Mais tout cela reste très léger, et la violence générale qui se dégage de l’album laisse l’ombre de la bande à Loureiro assez loin... Et on aurait presque envie de dire que ce n’est pas plus mal, tant certains riffs passent bien. L’enchainement "Zombies Dictator"/"Trace of Trait"/"Soul Alight" ne laissera par exemple pas vos cervicales indifférentes, notamment sur l’intro mid-tempo absolument ravageuse de ce dernier. Profitons-en pour signaler la très belle performance instrumentale à laquelle cet album donne lieu. C’est simple, la paire de guitariste, composée de Paulo Schroeber et Marcelo Barbosa est absolument intenable, alignant aussi bien riffs variés et acérés ("Soul Alight") que rythmique ravageuses et tranchantes ("Daydream Lucidity"). Il tient donc de la logique même de saluer également la performance derrière les fûts de Marcelo Moreira, juste pour arriver à suivre ce joyeux festival. On regrettera une basse beaucoup plus discrète, surtout quand on connait le talent de Felipe Andreoli (ça doit forcément vous dire quelque chose...).
La dernière interrogation concerne donc Edu Falaschi : est-il capable d’adapter son timbre à une musique bien plus agressive? La réponse est oui... mais pas entièrement. Pour être plus précis, on a parfois l’impression d’assister à une sorte de lutte schizophrène entre un chanteur enfin libéré, qui se promène comme un poisson dans l’eau dans son style de prédilection, et un autre plus marqué par les années passées à prendre des habitudes dont il n’est pas évident de se débarrasser. Les ballades peinent notamment à convaincre, en grande partie sur plan vocal. Mais c’est parfois aussi le cas sur les titres rapides (le refrain de "Hypnotized", où on retrouve le Edu Falschi qu’on aimerait justement ne plus entendre).
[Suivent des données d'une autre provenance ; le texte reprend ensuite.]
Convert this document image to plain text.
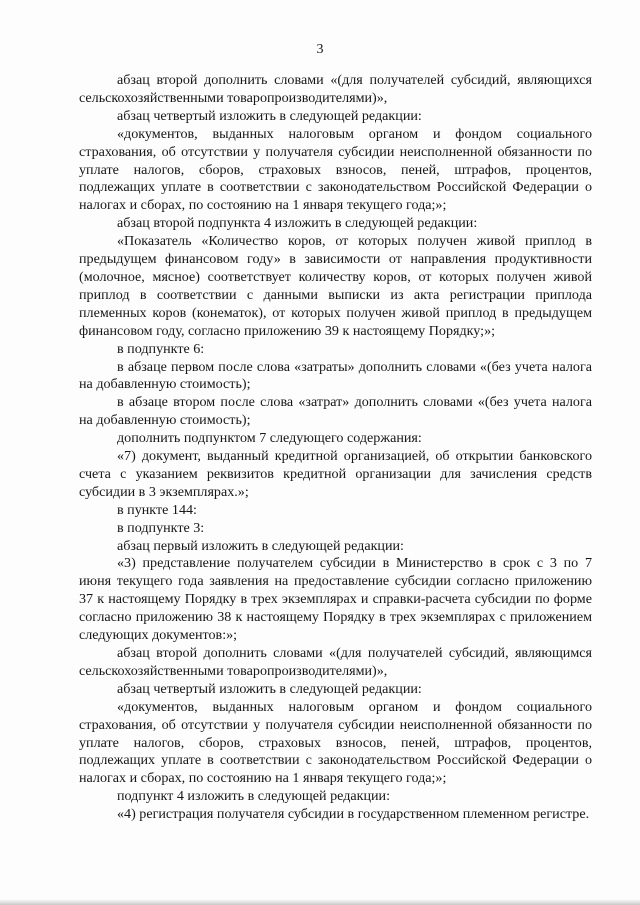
3

абзац второй дополнить словами «(для получателей субсидий, являющихся сельскохозяйственными товаропроизводителями)»,

абзац четвертый изложить в следующей редакции:

«документов, выданных налоговым органом и фондом социального страхования, об отсутствии у получателя субсидии неисполненной обязанности по уплате налогов, сборов, страховых взносов, пеней, штрафов, процентов, подлежащих уплате в соответствии с законодательством Российской Федерации о налогах и сборах, по состоянию на 1 января текущего года;»;

абзац второй подпункта 4 изложить в следующей редакции:

«Показатель «Количество коров, от которых получен живой приплод в предыдущем финансовом году» в зависимости от направления продуктивности (молочное, мясное) соответствует количеству коров, от которых получен живой приплод в соответствии с данными выписки из акта регистрации приплода племенных коров (конематок), от которых получен живой приплод в предыдущем финансовом году, согласно приложению 39 к настоящему Порядку;»;

в подпункте 6:

в абзаце первом после слова «затраты» дополнить словами «(без учета налога на добавленную стоимость);

в абзаце втором после слова «затрат» дополнить словами «(без учета налога на добавленную стоимость);

дополнить подпунктом 7 следующего содержания:

«7) документ, выданный кредитной организацией, об открытии банковского счета с указанием реквизитов кредитной организации для зачисления средств субсидии в 3 экземплярах.»;

в пункте 144:

в подпункте 3:

абзац первый изложить в следующей редакции:

«3) представление получателем субсидии в Министерство в срок с 3 по 7 июня текущего года заявления на предоставление субсидии согласно приложению 37 к настоящему Порядку в трех экземплярах и справки-расчета субсидии по форме согласно приложению 38 к настоящему Порядку в трех экземплярах с приложением следующих документов:»;

абзац второй дополнить словами «(для получателей субсидий, являющимся сельскохозяйственными товаропроизводителями)»,

абзац четвертый изложить в следующей редакции:

«документов, выданных налоговым органом и фондом социального страхования, об отсутствии у получателя субсидии неисполненной обязанности по уплате налогов, сборов, страховых взносов, пеней, штрафов, процентов, подлежащих уплате в соответствии с законодательством Российской Федерации о налогах и сборах, по состоянию на 1 января текущего года;»;

подпункт 4 изложить в следующей редакции:

«4) регистрация получателя субсидии в государственном племенном регистре.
Finalement, on regrettera simplement deux choses. la première, c’est le manque d’unité artistique et de logique dans le projet Almah, qui risque de perdre son auditeur en passant aussi promptement du coq à l’âne. La seconde, c’est un léger manque de personnalité qui fera que cet album aura probablement beaucoup de mal à se démarquer de la masse.
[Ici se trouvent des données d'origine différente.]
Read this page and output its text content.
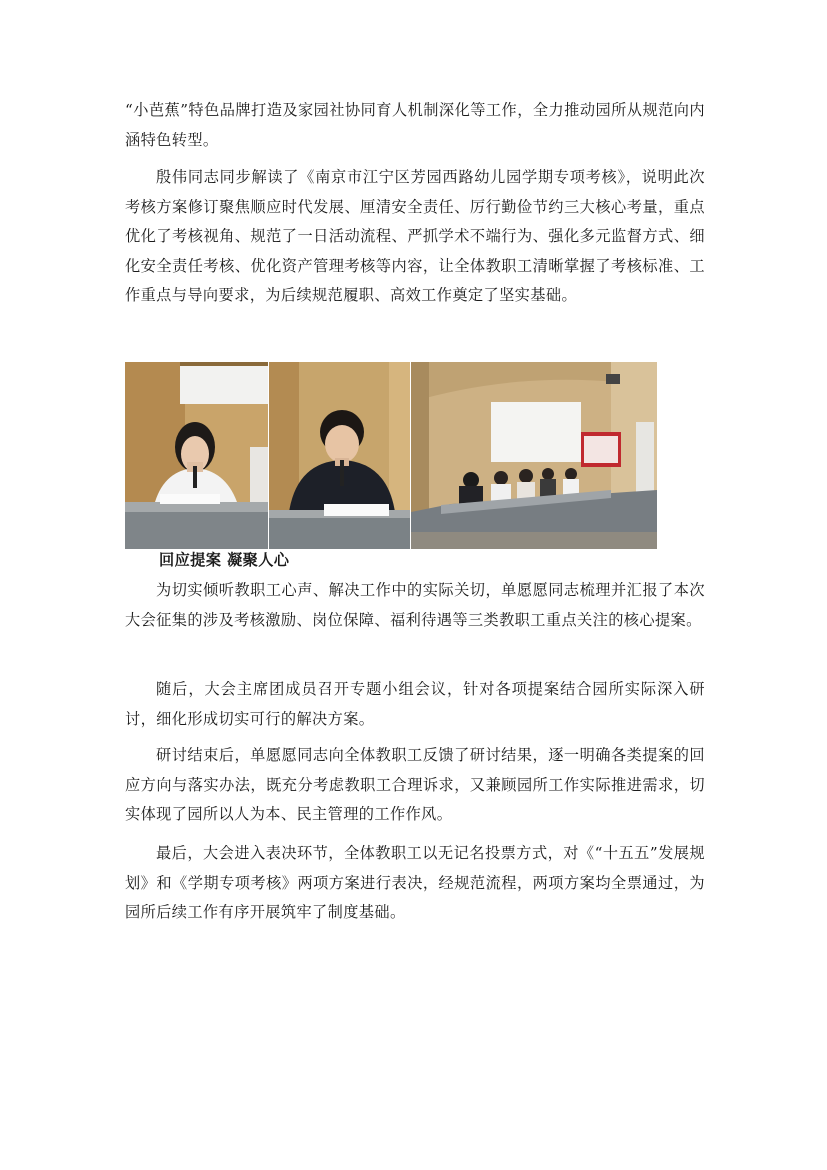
“小芭蕉”特色品牌打造及家园社协同育人机制深化等工作，全力推动园所从规范向内涵特色转型。

殷伟同志同步解读了《南京市江宁区芳园西路幼儿园学期专项考核》，说明此次考核方案修订聚焦顺应时代发展、厘清安全责任、厉行勤俭节约三大核心考量，重点优化了考核视角、规范了一日活动流程、严抓学术不端行为、强化多元监督方式、细化安全责任考核、优化资产管理考核等内容，让全体教职工清晰掌握了考核标准、工作重点与导向要求，为后续规范履职、高效工作奠定了坚实基础。

回应提案 凝聚人心

为切实倾听教职工心声、解决工作中的实际关切，单愿愿同志梳理并汇报了本次大会征集的涉及考核激励、岗位保障、福利待遇等三类教职工重点关注的核心提案。

随后，大会主席团成员召开专题小组会议，针对各项提案结合园所实际深入研讨，细化形成切实可行的解决方案。

研讨结束后，单愿愿同志向全体教职工反馈了研讨结果，逐一明确各类提案的回应方向与落实办法，既充分考虑教职工合理诉求，又兼顾园所工作实际推进需求，切实体现了园所以人为本、民主管理的工作作风。

最后，大会进入表决环节，全体教职工以无记名投票方式，对《“十五五”发展规划》和《学期专项考核》两项方案进行表决，经规范流程，两项方案均全票通过，为园所后续工作有序开展筑牢了制度基础。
Mais rien de bien grave, car cela n’empêche aucunement d’apprécier ce Motion décidément bien surprenant, dans le bon sens du terme, ne serait-ce que pour nous permettre de redécouvrir un chanteur qui mérite très certainement une seconde chance, tant celui-ci est décrié et conspué pour chanter dans un style qui n’est tout simplement pas le sien.